# Where to get paper t-shirt tags?



## BAD311 (Nov 17, 2007)

I'm about to start selling t-shirts in retail stores. I'm going to purchase a unique UPC bar code for my company that will be used on ALL shirts, no matter the size. So when company A rings it up using the paper tag attached to the shirt, it'll display the price so they can pay.

I need to find a printer who can print approx 1,500 tags up that are 2"x2" full color one side, black/white on the back.

I also need a tool that can be used to punch the plastic ring/wire thing into the t-shirt that will have the tag on it.

Where can I go to get this done at an affordable price?

[media]http://i299.photobucket.com/albums/mm299/prolooksportswear/Misc%20Tags/nba-tshirt-tag.jpg[/media]

Here is an example. Mine will be 2"x2" with that plastic piece that goes into the shirt, pops together and forms a ring... Would be great if anyone knew, thanks!


----------



## Solmu (Aug 15, 2005)

BAD311 said:


> I need to find a printer who can print approx 1,500 tags up that are 2"x2" full color one side, black/white on the back.

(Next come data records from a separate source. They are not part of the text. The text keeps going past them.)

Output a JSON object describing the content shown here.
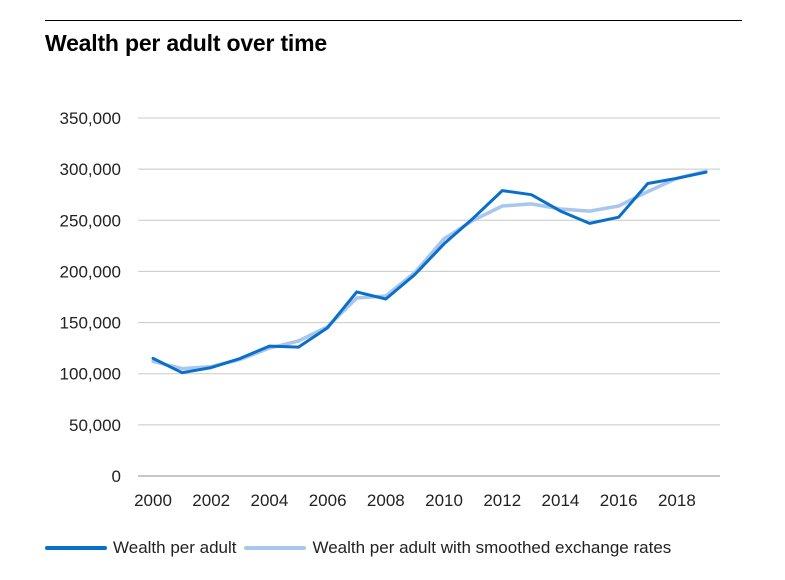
{
  "title": "Wealth per adult over time",
  "chart_data": {
    "type": "line",
    "title": "Wealth per adult over time",
    "xlabel": "",
    "ylabel": "",
    "xlim": [
      2000,
      2019
    ],
    "ylim": [
      0,
      350000
    ],
    "y_ticks": [
      0,
      50000,
      100000,
      150000,
      200000,
      250000,
      300000,
      350000
    ],
    "y_tick_labels": [
      "0",
      "50,000",
      "100,000",
      "150,000",
      "200,000",
      "250,000",
      "300,000",
      "350,000"
    ],
    "x_tick_labels": [
      "2000",
      "2002",
      "2004",
      "2006",
      "2008",
      "2010",
      "2012",
      "2014",
      "2016",
      "2018"
    ],
    "x_tick_values": [
      2000,
      2002,
      2004,
      2006,
      2008,
      2010,
      2012,
      2014,
      2016,
      2018
    ],
    "grid": "horizontal",
    "legend_position": "bottom",
    "x": [
      2000,
      2001,
      2002,
      2003,
      2004,
      2005,
      2006,
      2007,
      2008,
      2009,
      2010,
      2011,
      2012,
      2013,
      2014,
      2015,
      2016,
      2017,
      2018,
      2019
    ],
    "series": [
      {
        "name": "Wealth per adult",
        "color": "#0a6fc9",
        "values": [
          115000,
          101000,
          106000,
          115000,
          127000,
          126000,
          145000,
          180000,
          173000,
          197000,
          227000,
          252000,
          279000,
          275000,
          259000,
          247000,
          253000,
          286000,
          291000,
          297000
        ]
      },
      {
        "name": "Wealth per adult with smoothed exchange rates",
        "color": "#a9c7ec",
        "values": [
          112000,
          105000,
          107000,
          114000,
          125000,
          132000,
          146000,
          174000,
          176000,
          199000,
          232000,
          250000,
          264000,
          266000,
          261000,
          259000,
          264000,
          278000,
          291000,
          298000
        ]
      }
    ]
  }
}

Any offset printer, most business card printers, some labelling companies, etc. etc.

There are printers who specialise in hangtags, so you could Google for that, but it's a dead simple job so you wouldn't have to go to a specialist.



BAD311 said:


> I also need a tool that can be used to punch the plastic ring/wire thing into the t-shirt that will have the tag on it.


You can get a tagging gun on eBay for less than ten bucks.

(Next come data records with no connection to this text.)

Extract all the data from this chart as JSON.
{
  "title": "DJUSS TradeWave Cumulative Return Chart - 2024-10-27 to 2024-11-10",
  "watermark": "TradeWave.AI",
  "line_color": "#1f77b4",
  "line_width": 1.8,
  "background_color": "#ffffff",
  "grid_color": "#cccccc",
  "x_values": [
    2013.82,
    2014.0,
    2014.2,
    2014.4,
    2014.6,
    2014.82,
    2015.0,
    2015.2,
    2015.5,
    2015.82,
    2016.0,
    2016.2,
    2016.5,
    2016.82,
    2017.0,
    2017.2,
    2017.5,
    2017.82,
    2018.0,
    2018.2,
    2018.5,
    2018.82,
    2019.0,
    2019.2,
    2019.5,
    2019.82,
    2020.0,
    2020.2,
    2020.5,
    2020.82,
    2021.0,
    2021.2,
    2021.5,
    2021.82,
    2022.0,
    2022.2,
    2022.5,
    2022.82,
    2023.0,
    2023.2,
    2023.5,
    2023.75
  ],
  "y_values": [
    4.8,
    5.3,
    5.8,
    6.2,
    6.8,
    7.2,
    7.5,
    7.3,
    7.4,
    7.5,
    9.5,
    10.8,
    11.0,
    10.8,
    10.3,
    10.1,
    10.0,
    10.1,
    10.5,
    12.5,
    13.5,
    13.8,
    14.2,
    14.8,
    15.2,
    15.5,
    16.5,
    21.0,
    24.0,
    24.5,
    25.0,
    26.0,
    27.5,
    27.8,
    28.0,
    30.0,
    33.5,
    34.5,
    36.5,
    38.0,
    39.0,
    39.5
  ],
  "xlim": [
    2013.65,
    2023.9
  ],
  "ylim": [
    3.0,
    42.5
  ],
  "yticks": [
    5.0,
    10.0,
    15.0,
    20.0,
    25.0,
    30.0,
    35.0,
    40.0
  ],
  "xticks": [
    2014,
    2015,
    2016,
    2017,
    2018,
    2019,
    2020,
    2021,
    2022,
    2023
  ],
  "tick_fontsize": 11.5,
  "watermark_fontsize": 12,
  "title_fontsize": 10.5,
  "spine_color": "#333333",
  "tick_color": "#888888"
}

If you're set on the plastic circle variant, not sure if you can get that on eBay or not (probably), but it's worth a look.


----------



## FatKat Printz (Dec 26, 2008)

try customlabels4u.com.. I received some of their samples and they are awesome.

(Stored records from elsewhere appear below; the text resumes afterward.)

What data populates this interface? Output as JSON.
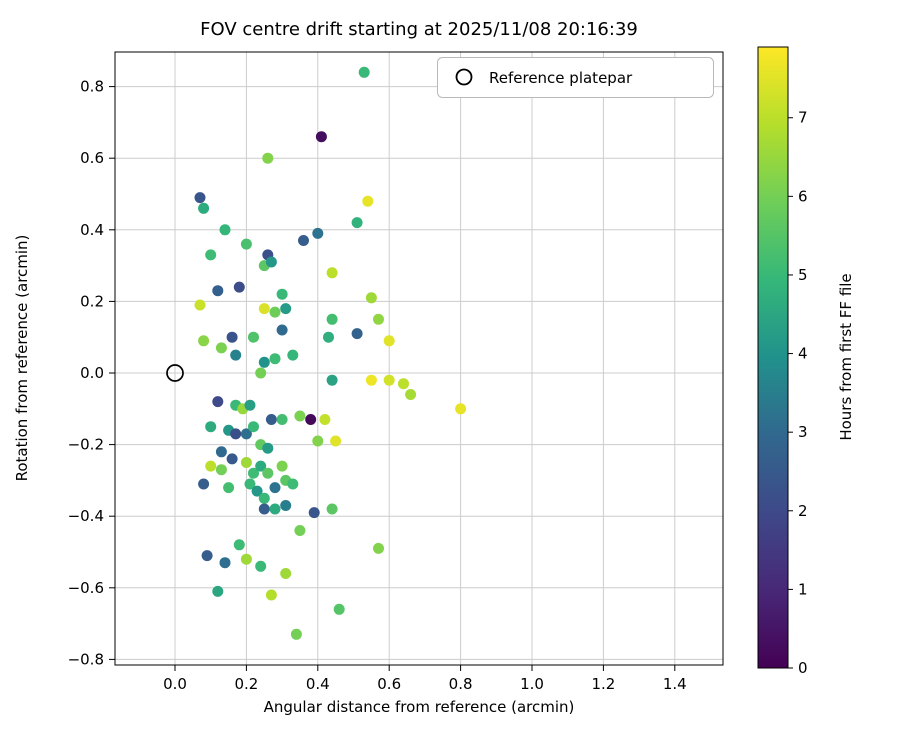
{
  "chart_data": {
    "type": "scatter",
    "title": "FOV centre drift starting at 2025/11/08 20:16:39",
    "xlabel": "Angular distance from reference (arcmin)",
    "ylabel": "Rotation from reference (arcmin)",
    "colorbar_label": "Hours from first FF file",
    "legend": {
      "label": "Reference platepar",
      "marker": "open-circle"
    },
    "grid": true,
    "xlim": [
      -0.17,
      1.54
    ],
    "ylim": [
      -0.815,
      0.9
    ],
    "xticks": {
      "values": [
        0.0,
        0.2,
        0.4,
        0.6,
        0.8,
        1.0,
        1.2,
        1.4
      ],
      "labels": [
        "0.0",
        "0.2",
        "0.4",
        "0.6",
        "0.8",
        "1.0",
        "1.2",
        "1.4"
      ]
    },
    "yticks": {
      "values": [
        -0.8,
        -0.6,
        -0.4,
        -0.2,
        0.0,
        0.2,
        0.4,
        0.6,
        0.8
      ],
      "labels": [
        "−0.8",
        "−0.6",
        "−0.4",
        "−0.2",
        "0.0",
        "0.2",
        "0.4",
        "0.6",
        "0.8"
      ]
    },
    "colorbar": {
      "vmin": 0,
      "vmax": 7.9,
      "ticks": [
        0,
        1,
        2,
        3,
        4,
        5,
        6,
        7
      ],
      "tick_labels": [
        "0",
        "1",
        "2",
        "3",
        "4",
        "5",
        "6",
        "7"
      ],
      "colormap": "viridis"
    },
    "reference_point": {
      "x": 0.0,
      "y": 0.0
    },
    "points": {
      "x": [
        0.53,
        0.41,
        0.26,
        0.54,
        0.07,
        0.08,
        0.4,
        0.51,
        0.14,
        0.1,
        0.2,
        0.25,
        0.26,
        0.36,
        0.27,
        0.44,
        0.3,
        0.25,
        0.31,
        0.07,
        0.55,
        0.12,
        0.18,
        0.28,
        0.3,
        0.43,
        0.44,
        0.51,
        0.57,
        0.6,
        0.16,
        0.17,
        0.13,
        0.22,
        0.25,
        0.24,
        0.28,
        0.33,
        0.08,
        0.44,
        0.55,
        0.6,
        0.64,
        0.66,
        0.8,
        0.12,
        0.17,
        0.19,
        0.21,
        0.27,
        0.3,
        0.35,
        0.38,
        0.42,
        0.45,
        0.4,
        0.1,
        0.15,
        0.17,
        0.2,
        0.22,
        0.24,
        0.26,
        0.13,
        0.16,
        0.1,
        0.13,
        0.2,
        0.22,
        0.24,
        0.26,
        0.3,
        0.21,
        0.08,
        0.15,
        0.23,
        0.25,
        0.28,
        0.31,
        0.33,
        0.25,
        0.28,
        0.31,
        0.39,
        0.44,
        0.35,
        0.57,
        0.09,
        0.18,
        0.2,
        0.14,
        0.24,
        0.31,
        0.12,
        0.27,
        0.46,
        0.34
      ],
      "y": [
        0.84,
        0.66,
        0.6,
        0.48,
        0.49,
        0.46,
        0.39,
        0.42,
        0.4,
        0.33,
        0.36,
        0.3,
        0.33,
        0.37,
        0.31,
        0.28,
        0.22,
        0.18,
        0.18,
        0.19,
        0.21,
        0.23,
        0.24,
        0.17,
        0.12,
        0.1,
        0.15,
        0.11,
        0.15,
        0.09,
        0.1,
        0.05,
        0.07,
        0.1,
        0.03,
        0.0,
        0.04,
        0.05,
        0.09,
        -0.02,
        -0.02,
        -0.02,
        -0.03,
        -0.06,
        -0.1,
        -0.08,
        -0.09,
        -0.1,
        -0.09,
        -0.13,
        -0.13,
        -0.12,
        -0.13,
        -0.13,
        -0.19,
        -0.19,
        -0.15,
        -0.16,
        -0.17,
        -0.17,
        -0.15,
        -0.2,
        -0.21,
        -0.22,
        -0.24,
        -0.26,
        -0.27,
        -0.25,
        -0.28,
        -0.26,
        -0.28,
        -0.26,
        -0.31,
        -0.31,
        -0.32,
        -0.33,
        -0.35,
        -0.32,
        -0.3,
        -0.31,
        -0.38,
        -0.38,
        -0.37,
        -0.39,
        -0.38,
        -0.44,
        -0.49,
        -0.51,
        -0.48,
        -0.52,
        -0.53,
        -0.54,
        -0.56,
        -0.61,
        -0.62,
        -0.66,
        -0.73
      ],
      "hours": [
        5.0,
        0.3,
        6.2,
        7.6,
        2.4,
        4.6,
        3.2,
        4.8,
        4.9,
        5.1,
        5.3,
        5.6,
        2.2,
        2.6,
        4.1,
        7.0,
        5.0,
        7.4,
        4.2,
        7.2,
        6.6,
        2.7,
        2.1,
        5.9,
        3.0,
        4.7,
        5.2,
        2.8,
        6.4,
        7.5,
        2.3,
        3.6,
        6.1,
        5.4,
        4.0,
        6.0,
        5.1,
        4.9,
        6.3,
        4.4,
        7.7,
        7.3,
        7.0,
        6.7,
        7.6,
        2.0,
        5.0,
        6.5,
        4.3,
        2.6,
        5.2,
        6.1,
        0.2,
        7.1,
        7.5,
        6.2,
        4.6,
        4.1,
        2.2,
        3.1,
        5.0,
        5.7,
        4.2,
        3.0,
        2.5,
        7.0,
        6.0,
        6.6,
        5.1,
        4.6,
        5.6,
        6.1,
        5.0,
        2.6,
        5.2,
        4.1,
        5.0,
        3.2,
        5.6,
        5.1,
        2.6,
        4.6,
        3.5,
        2.4,
        5.6,
        6.0,
        6.2,
        2.6,
        5.1,
        6.6,
        3.1,
        5.0,
        6.6,
        4.5,
        6.9,
        5.5,
        6.0
      ]
    }
  },
  "colors": {
    "viridis_stops": [
      "#440154",
      "#482878",
      "#3e4989",
      "#31688e",
      "#21918c",
      "#35b779",
      "#6ece58",
      "#b5de2b",
      "#fde725"
    ],
    "grid": "#cccccc",
    "axes_edge": "#000000",
    "legend_border": "#b9b9b9",
    "background": "#ffffff",
    "reference_marker_edge": "#000000"
  }
}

I have yet to use them myself but they seem reasonable.

Good luck


----------



## splathead (Dec 4, 2005)

Talk to your retailers first. Those sophisticated enough to use scanners will want to capture more info from your bar code than just price. They will most certainly will want size, sex, etc. for inventory management.


----------



## BAD311 (Nov 17, 2007)

Hey guys thanks for all the info.

Splathead, that isn't important. I'll be selling them locally, and managing the racks myself (or a friend will for me). We'll keep tabs on inventory on our end. If they sell well, then I will worry about bar codes with that information 

Thanks guys!!! Keep it coming please.


----------